Based in part on the Django Admin application's ``ChangeList``
functionality.
"""
def __init__(self, request, headers, default_order_field=None,
default_order_type='asc', additional_params=None):
"""
request
The request currently being processed - the current sort
order field and type are determined based on GET
parameters.
headers
A list of two-tuples of header text and matching ordering
criteria for use with the Django ORM's ``order_by``
method. A criterion of ``None`` indicates that a header
is not sortable.
default_order_field
The index of the header definition to be used for default
ordering and when an invalid or non-sortable header is
specified in GET parameters. If not specified, the index
of the first sortable header will be used.
default_order_type
The default type of ordering used - must be one of
``'asc`` or ``'desc'``.
additional_params:
Query parameters which should always appear in sort links,
specified as a dictionary mapping parameter names to
values. For example, this might contain the current page
number if you're sorting a paginated list of items.
"""
if default_order_field is None:
for i, (header, query_lookup) in enumerate(headers):
if query_lookup is not None:
default_order_field = i
break
if default_order_field is None:
raise AttributeError('No default_order_field was specified and none of the header definitions given were sortable.')

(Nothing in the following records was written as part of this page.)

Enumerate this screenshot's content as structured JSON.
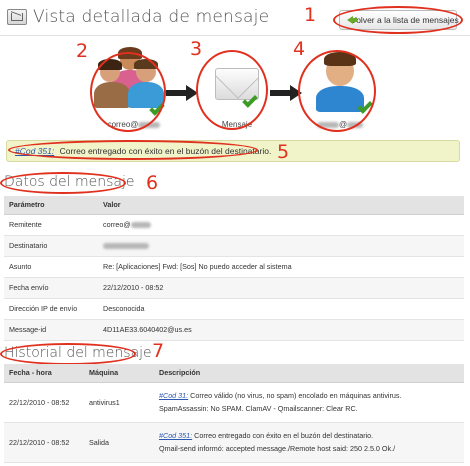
{
  "header": {
    "title": "Vista detallada de mensaje",
    "back_button": "Volver a la lista de mensajes"
  },
  "annotations": [
    "1",
    "2",
    "3",
    "4",
    "5",
    "6",
    "7"
  ],
  "flow": {
    "sender_caption_prefix": "correo@",
    "message_caption": "Mensaje",
    "recipient_caption_suffix": "@",
    "colors": {
      "check": "#3d9b26",
      "annotation": "#e0301e"
    }
  },
  "status": {
    "code": "#Cod 351:",
    "text": "Correo entregado con éxito en el buzón del destinatario."
  },
  "datos": {
    "title": "Datos del mensaje",
    "columns": [
      "Parámetro",
      "Valor"
    ],
    "rows": [
      {
        "param": "Remitente",
        "value": "correo@"
      },
      {
        "param": "Destinatario",
        "value": ""
      },
      {
        "param": "Asunto",
        "value": "Re: [Aplicaciones] Fwd: [Sos] No puedo acceder al sistema"
      },
      {
        "param": "Fecha envío",
        "value": "22/12/2010 - 08:52"
      },
      {
        "param": "Dirección IP de envío",
        "value": "Desconocida"
      },
      {
        "param": "Message-id",
        "value": "4D11AE33.6040402@us.es"
      }
    ]
  },
  "historial": {
    "title": "Historial del mensaje",
    "columns": [
      "Fecha - hora",
      "Máquina",
      "Descripción"
    ],
    "rows": [
      {
        "fecha": "22/12/2010 - 08:52",
        "maquina": "antivirus1",
        "code": "#Cod 31:",
        "line1": "Correo válido (no virus, no spam) encolado en máquinas antivirus.",
        "line2": "SpamAssassin: No SPAM. ClamAV - Qmailscanner: Clear RC."
      },
      {
        "fecha": "22/12/2010 - 08:52",
        "maquina": "Salida",
        "code": "#Cod 351:",
        "line1": "Correo entregado con éxito en el buzón del destinatario.",
        "line2": "Qmail-send informó: accepted message./Remote host said: 250 2.5.0 Ok./"
      }
    ]
  }
}
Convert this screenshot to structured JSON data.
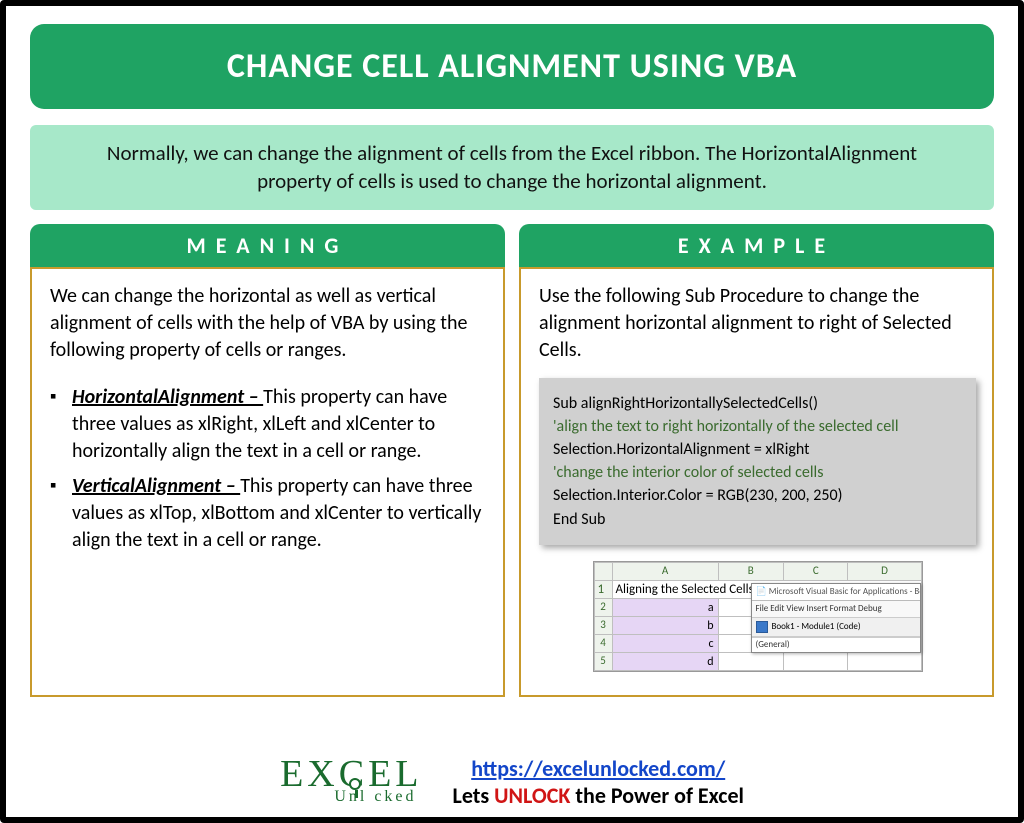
{
  "title": "CHANGE CELL ALIGNMENT USING VBA",
  "intro": "Normally, we can change the alignment of cells from the Excel ribbon. The HorizontalAlignment property of cells is used to change the horizontal alignment.",
  "meaning": {
    "header": "MEANING",
    "lead": "We can change the horizontal as well as vertical alignment of cells with the help of VBA by using the following property of cells or ranges.",
    "items": [
      {
        "term": "HorizontalAlignment – ",
        "desc": "This property can have three values as xlRight, xlLeft and xlCenter to horizontally align the text in a cell or range."
      },
      {
        "term": "VerticalAlignment – ",
        "desc": "This property can have three values as xlTop, xlBottom and xlCenter to vertically align the text in a cell or range."
      }
    ]
  },
  "example": {
    "header": "EXAMPLE",
    "lead": "Use the following Sub Procedure to change the alignment horizontal alignment to right of Selected Cells.",
    "code": {
      "l1": "Sub alignRightHorizontallySelectedCells()",
      "l2": "'align the text to right horizontally of the selected cell",
      "l3": "Selection.HorizontalAlignment = xlRight",
      "l4": "'change the interior color of selected cells",
      "l5": "Selection.Interior.Color = RGB(230, 200, 250)",
      "l6": "End Sub"
    },
    "shot": {
      "cols": [
        "A",
        "B",
        "C",
        "D"
      ],
      "rows": [
        "1",
        "2",
        "3",
        "4",
        "5"
      ],
      "titleRow": "Aligning the Selected Cells to Right",
      "vals": [
        "a",
        "b",
        "c",
        "d"
      ],
      "vbeTitle": "Microsoft Visual Basic for Applications - Bo",
      "vbeMenu": "File  Edit  View  Insert  Format  Debug",
      "vbeModule": "Book1 - Module1 (Code)",
      "vbeDrop": "(General)"
    }
  },
  "footer": {
    "logo1": "EXCEL",
    "logo2": "Unl   cked",
    "url": "https://excelunlocked.com/",
    "tag_a": "Lets ",
    "tag_b": "UNLOCK",
    "tag_c": " the Power of Excel"
  }
}
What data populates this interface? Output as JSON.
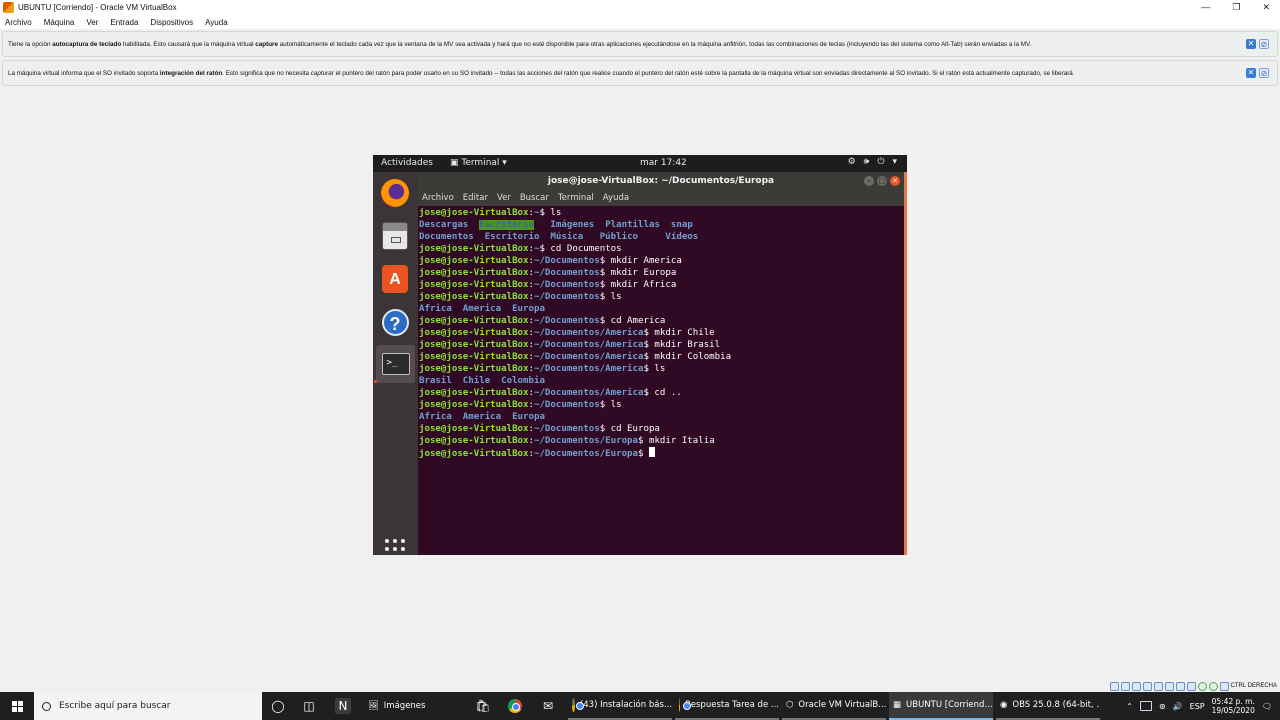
{
  "vbox": {
    "title": "UBUNTU [Corriendo] - Oracle VM VirtualBox",
    "menu": [
      "Archivo",
      "Máquina",
      "Ver",
      "Entrada",
      "Dispositivos",
      "Ayuda"
    ],
    "notice1": {
      "t1": "Tiene la opción ",
      "b1": "autocaptura de teclado",
      "t2": " habilitada. Esto causará que la máquina virtual ",
      "b2": "capture",
      "t3": " automáticamente el teclado cada vez que la ventana de la MV sea activada y hará que no esté disponible para otras aplicaciones ejecutándose en la máquina anfitrión, todas las combinaciones de teclas (incluyendo las del sistema como Alt-Tab) serán enviadas a la MV."
    },
    "notice2": {
      "t1": "La máquina virtual informa que el SO invitado soporta ",
      "b1": "integración del ratón",
      "t2": ". Esto significa que no necesita ",
      "i1": "capturar",
      "t3": " el puntero del ratón para poder usarlo en su SO invitado -- todas las acciones del ratón que realice cuando el puntero del ratón esté sobre la pantalla de la máquina virtual son enviadas directamente al SO invitado. Si el ratón está actualmente capturado, se liberará"
    },
    "host_key": "CTRL DERECHA"
  },
  "guest": {
    "activities": "Actividades",
    "app_menu": "Terminal ▾",
    "clock": "mar 17:42",
    "terminal": {
      "title": "jose@jose-VirtualBox: ~/Documentos/Europa",
      "menu": [
        "Archivo",
        "Editar",
        "Ver",
        "Buscar",
        "Terminal",
        "Ayuda"
      ],
      "user": "jose@jose-VirtualBox",
      "lines": [
        {
          "kind": "prompt",
          "path": "~",
          "cmd": " ls"
        },
        {
          "kind": "ls1"
        },
        {
          "kind": "ls2"
        },
        {
          "kind": "prompt",
          "path": "~",
          "cmd": " cd Documentos"
        },
        {
          "kind": "prompt",
          "path": "~/Documentos",
          "cmd": " mkdir America"
        },
        {
          "kind": "prompt",
          "path": "~/Documentos",
          "cmd": " mkdir Europa"
        },
        {
          "kind": "prompt",
          "path": "~/Documentos",
          "cmd": " mkdir Africa"
        },
        {
          "kind": "prompt",
          "path": "~/Documentos",
          "cmd": " ls"
        },
        {
          "kind": "out",
          "text": "Africa  America  Europa"
        },
        {
          "kind": "prompt",
          "path": "~/Documentos",
          "cmd": " cd America"
        },
        {
          "kind": "prompt",
          "path": "~/Documentos/America",
          "cmd": " mkdir Chile"
        },
        {
          "kind": "prompt",
          "path": "~/Documentos/America",
          "cmd": " mkdir Brasil"
        },
        {
          "kind": "prompt",
          "path": "~/Documentos/America",
          "cmd": " mkdir Colombia"
        },
        {
          "kind": "prompt",
          "path": "~/Documentos/America",
          "cmd": " ls"
        },
        {
          "kind": "out",
          "text": "Brasil  Chile  Colombia"
        },
        {
          "kind": "prompt",
          "path": "~/Documentos/America",
          "cmd": " cd .."
        },
        {
          "kind": "prompt",
          "path": "~/Documentos",
          "cmd": " ls"
        },
        {
          "kind": "out",
          "text": "Africa  America  Europa"
        },
        {
          "kind": "prompt",
          "path": "~/Documentos",
          "cmd": " cd Europa"
        },
        {
          "kind": "prompt",
          "path": "~/Documentos/Europa",
          "cmd": " mkdir Italia"
        },
        {
          "kind": "prompt",
          "path": "~/Documentos/Europa",
          "cmd": " ",
          "cursor": true
        }
      ],
      "ls_row1": [
        "Descargas",
        "Plantillas",
        "snap"
      ],
      "ls_row1_hl": "Escritorio",
      "ls_row1_img": "Imágenes",
      "ls_row2": [
        "Documentos",
        "Escritorio",
        "Música",
        "Público",
        "Vídeos"
      ]
    }
  },
  "taskbar": {
    "search_placeholder": "Escribe aquí para buscar",
    "tasks": [
      "Imágenes",
      "(43) Instalación bás...",
      "Respuesta Tarea de ...",
      "Oracle VM VirtualB...",
      "UBUNTU [Corriend...",
      "OBS 25.0.8 (64-bit, ..."
    ],
    "lang": "ESP",
    "time": "05:42 p. m.",
    "date": "19/05/2020"
  }
}
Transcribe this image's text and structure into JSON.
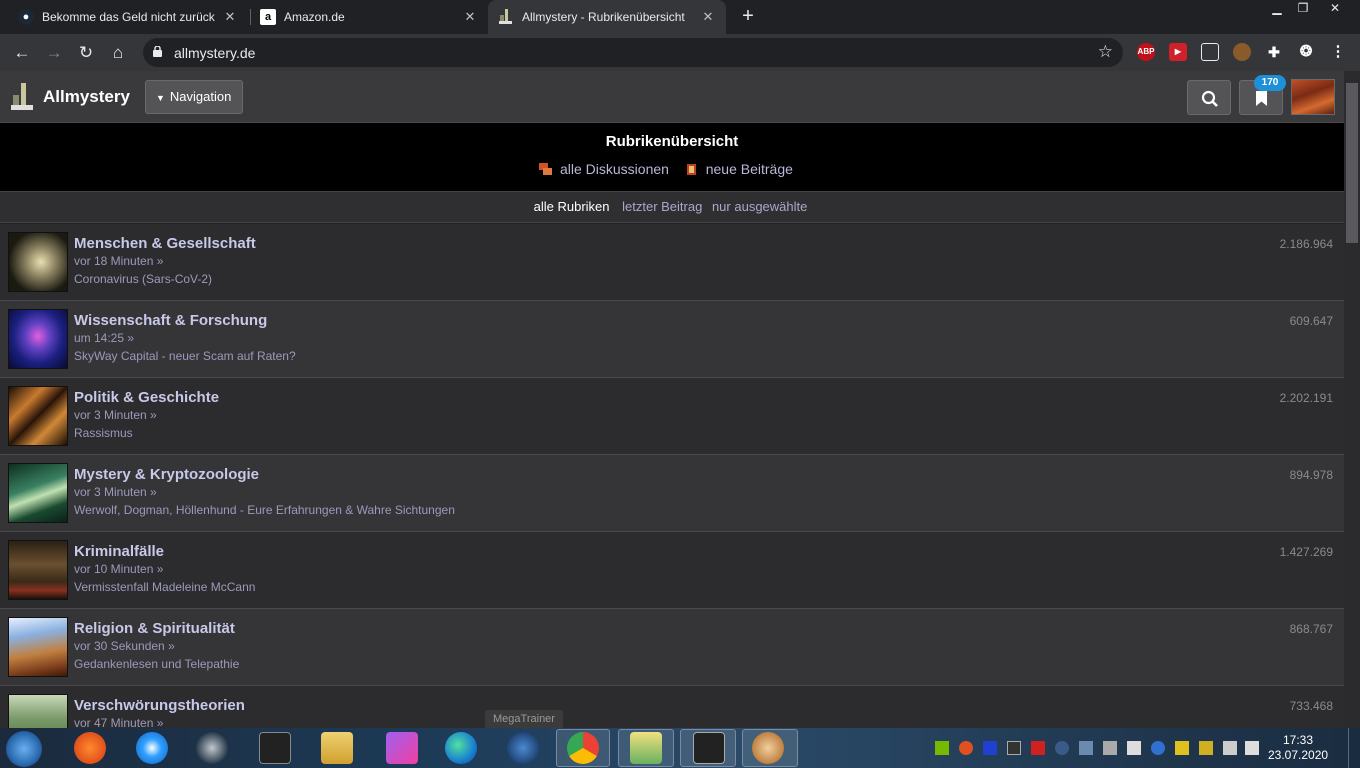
{
  "browser": {
    "tabs": [
      {
        "title": "Bekomme das Geld nicht zurück",
        "icon": "steam-icon"
      },
      {
        "title": "Amazon.de",
        "icon": "amazon-icon"
      },
      {
        "title": "Allmystery - Rubrikenübersicht",
        "icon": "allmystery-icon"
      }
    ],
    "url": "allmystery.de",
    "extensions": {
      "abp": "ABP"
    }
  },
  "site": {
    "name": "Allmystery",
    "nav_label": "Navigation",
    "bookmark_count": "170"
  },
  "banner": {
    "title": "Rubrikenübersicht",
    "links": [
      "alle Diskussionen",
      "neue Beiträge"
    ]
  },
  "filters": {
    "active": "alle Rubriken",
    "options": [
      "letzter Beitrag",
      "nur ausgewählte"
    ]
  },
  "categories": [
    {
      "title": "Menschen & Gesellschaft",
      "time": "vor 18 Minuten",
      "topic": "Coronavirus (Sars-CoV-2)",
      "count": "2.186.964"
    },
    {
      "title": "Wissenschaft & Forschung",
      "time": "um 14:25",
      "topic": "SkyWay Capital - neuer Scam auf Raten?",
      "count": "609.647"
    },
    {
      "title": "Politik & Geschichte",
      "time": "vor 3 Minuten",
      "topic": "Rassismus",
      "count": "2.202.191"
    },
    {
      "title": "Mystery & Kryptozoologie",
      "time": "vor 3 Minuten",
      "topic": "Werwolf, Dogman, Höllenhund - Eure Erfahrungen & Wahre Sichtungen",
      "count": "894.978"
    },
    {
      "title": "Kriminalfälle",
      "time": "vor 10 Minuten",
      "topic": "Vermisstenfall Madeleine McCann",
      "count": "1.427.269"
    },
    {
      "title": "Religion & Spiritualität",
      "time": "vor 30 Sekunden",
      "topic": "Gedankenlesen und Telepathie",
      "count": "868.767"
    },
    {
      "title": "Verschwörungstheorien",
      "time": "vor 47 Minuten",
      "topic": "",
      "count": "733.468"
    }
  ],
  "more_marker": "»",
  "taskbar": {
    "tooltip": "MegaTrainer",
    "time": "17:33",
    "date": "23.07.2020"
  },
  "colors": {
    "page_bg": "#2c2c2f",
    "accent_badge": "#1e90d8",
    "link": "#c8c8e8"
  }
}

if default_order_type not in ('asc', 'desc'):
raise AttributeError('If given, default_order_type must be one of \'asc\' or \'desc\'.')
if additional_params is None: additional_params = {}
self.header_defs = headers
self.additional_params = additional_params
self.order_field, self.order_type = default_order_field, default_order_type
# Determine order field and order type for the current request
params = dict(request.GET.items())
if ORDER_VAR in params:
try:
new_order_field = int(params[ORDER_VAR])
if headers[new_order_field][1] is not None:
self.order_field = new_order_field
except (IndexError, ValueError):
pass # Use the default
if ORDER_TYPE_VAR in params and params[ORDER_TYPE_VAR] in ('asc', 'desc'):
self.order_type = params[ORDER_TYPE_VAR]
def headers(self):
"""
Generates dicts containing header and sort link details for
all defined headers.
"""
for i, (header, order_criterion) in enumerate(self.header_defs):
th_classes = []
new_order_type = 'asc'
if i == self.order_field:
th_classes.append('sorted %sending' % self.order_type)
new_order_type = {'asc': 'desc', 'desc': 'asc'}[self.order_type]
yield {
'text': header,
'sortable': order_criterion is not None,
'url': self.get_query_string({ORDER_VAR: i, ORDER_TYPE_VAR: new_order_type}),
'class_attr': (th_classes and ' class="%s"' % ' '.join(th_classes) or ''),
}
def get_query_string(self, params):
"""
Creates a query string from the given dictionary of
parameters, including any additonal parameters which should
always be present.
"""
params.update(self.additional_params)
return '?%s' % '&'.join(['%s=%s' % (param, value) \
for param, value in params.items()])
def get_order_by(self):
"""
Creates an ordering criterion based on the current order
field and order type, for use with the Django ORM's
``order_by`` method.
"""
return '%s%s' % (
self.order_type == 'desc' and '-' or '',
self.header_defs[self.order_field][1],
)
If you run manage.py shell and then:
>>> from crm.models import Contact
>>> from django.db.models import Q
>>> list=Contact.objects.filter(Q(first_name__icontains='re')|Q(last_name__icontains='re'))
>>> print list
What is the output?
Edit: Right, so if you try:
>>> list=Contact.objects.filter(Q(first_name__icontains='mot')|Q(last_name__icontains='mot'))
>>> print list
(I'm trying to narrow down on the terms that are giving you problem and I saw your last comment)
What is the output?
Edit: If both of the above queries work in the shell, something else is modifying your queryset somewhere and adding some additional criteria...
Are you sure sort_headers() is not modifying the queryset with more than just an order by clause? Could you post sort_headers() to your question?